Beginning of July, Meta AI published an outstanding work: No Language Left Behind (NLLB).
Update (v2): The v2 of the NLLB paper is out on ArxiV. Meta AI’s reaction to my review was very quick and cordial (despite the salt and errors in my review…). Comparisons spBLEU-BLEU and chrf-chrf++ have been replaced. Now, for most tables in the automatic evaluation section, NLLB compares its own scores with the scores copied from previous work. I believe that they did their best to make these scores as comparable as possible. They follow the machine translation evaluation standard… and thus I still strongly disagree that all these scores are comparable, but I won’t argue more about this particular paper. I will write another, more general, article on why we should stop comparing copied results. Unfortunately, I have many compelling examples from the scientific literature…

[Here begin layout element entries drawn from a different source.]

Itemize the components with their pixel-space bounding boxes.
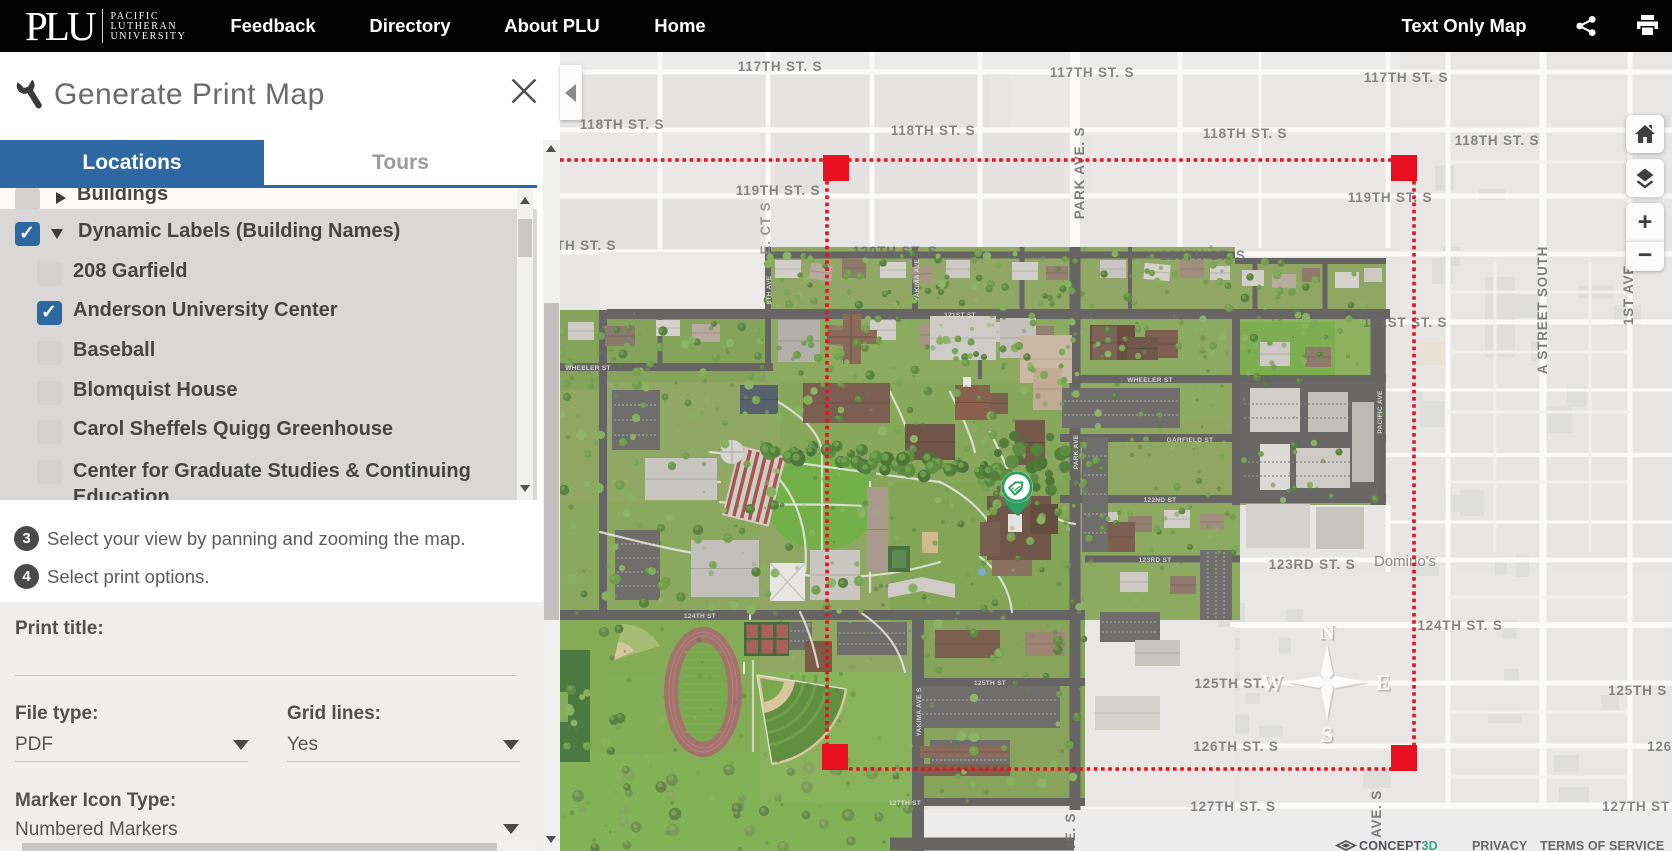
svg-text:126: 126 <box>1647 739 1672 754</box>
svg-text:121ST ST. S: 121ST ST. S <box>1363 315 1448 330</box>
svg-text:124TH ST: 124TH ST <box>684 613 716 620</box>
svg-text:119TH ST. S: 119TH ST. S <box>1348 190 1433 205</box>
svg-text:117TH ST. S: 117TH ST. S <box>1364 70 1449 85</box>
svg-text:123RD ST: 123RD ST <box>1139 557 1172 564</box>
svg-text:PACIFIC AVE: PACIFIC AVE <box>1377 390 1384 434</box>
svg-text:A STREET SOUTH: A STREET SOUTH <box>1535 246 1550 374</box>
svg-text:Domino's: Domino's <box>1374 553 1436 570</box>
svg-text:AVE. S: AVE. S <box>1369 790 1384 838</box>
svg-text:0TH ST. S: 0TH ST. S <box>560 238 616 253</box>
svg-text:WHEELER ST: WHEELER ST <box>1127 377 1173 384</box>
svg-text:118TH ST. S: 118TH ST. S <box>1455 133 1540 148</box>
svg-text:118TH ST. S: 118TH ST. S <box>580 117 665 132</box>
svg-text:120TH ST. S: 120TH ST. S <box>852 244 937 259</box>
svg-text:127TH ST: 127TH ST <box>889 800 921 807</box>
svg-text:117TH ST. S: 117TH ST. S <box>738 59 823 74</box>
svg-text:YAKIMA AVE S: YAKIMA AVE S <box>916 687 923 736</box>
svg-text:CONCEPT3D: CONCEPT3D <box>1359 839 1438 851</box>
svg-text:118TH ST. S: 118TH ST. S <box>1203 126 1288 141</box>
svg-text:121ST ST: 121ST ST <box>944 312 976 319</box>
svg-text:TERMS OF SERVICE: TERMS OF SERVICE <box>1540 839 1664 851</box>
svg-text:120TH ST. S: 120TH ST. S <box>1160 248 1245 263</box>
svg-text:123RD ST. S: 123RD ST. S <box>1269 557 1356 572</box>
svg-text:125TH ST: 125TH ST <box>974 680 1006 687</box>
svg-text:VE. S: VE. S <box>1063 813 1078 851</box>
svg-text:126TH ST. S: 126TH ST. S <box>1193 739 1278 754</box>
svg-text:GARFIELD ST: GARFIELD ST <box>1167 437 1214 444</box>
svg-text:127TH ST. S: 127TH ST. S <box>1190 799 1275 814</box>
svg-text:125TH S: 125TH S <box>1608 683 1667 698</box>
svg-text:1ST AVE: 1ST AVE <box>1621 265 1636 325</box>
svg-text:N: N <box>1319 619 1335 644</box>
svg-text:PRIVACY: PRIVACY <box>1472 839 1528 851</box>
svg-text:127TH ST: 127TH ST <box>1602 799 1670 814</box>
svg-text:122ND ST: 122ND ST <box>1144 497 1177 504</box>
svg-text:117TH ST. S: 117TH ST. S <box>1050 65 1135 80</box>
svg-text:PARK AVE. S: PARK AVE. S <box>1072 127 1087 220</box>
svg-text:118TH ST. S: 118TH ST. S <box>891 123 976 138</box>
svg-text:E. CT S: E. CT S <box>758 202 773 255</box>
svg-text:124TH ST. S: 124TH ST. S <box>1417 618 1502 633</box>
svg-text:E: E <box>1376 670 1391 695</box>
svg-text:WHEELER ST: WHEELER ST <box>565 365 611 372</box>
svg-text:PARK AVE: PARK AVE <box>1073 434 1080 469</box>
svg-text:S: S <box>1321 722 1333 747</box>
svg-text:YAKIMA AVE: YAKIMA AVE <box>914 259 921 302</box>
svg-text:119TH ST. S: 119TH ST. S <box>736 183 821 198</box>
svg-text:W: W <box>1261 670 1283 695</box>
svg-text:8TH AVE: 8TH AVE <box>766 275 773 304</box>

The following review has been written given the v1 of the NLLB paper. Some of my comments don’t apply anymore to the subsequent versions of the paper, but I think it is still worth reading if you are interested in better understanding, or discovering, very common pitfalls in machine translation evaluation.
NLLB presents a new translation model and datasets for 200 languages. This is a wonderful initiative that will definitely benefit many on the planet.
It is also a scientifically dubious work. In this article, I demonstrate that many of Meta AI's claims made in NLLB are: unfounded, misleading, and the result of a deeply flawed evaluation. I will also show that, following Meta AI evaluation methodology, it is very easy to obtain even higher numbers than what they have reported.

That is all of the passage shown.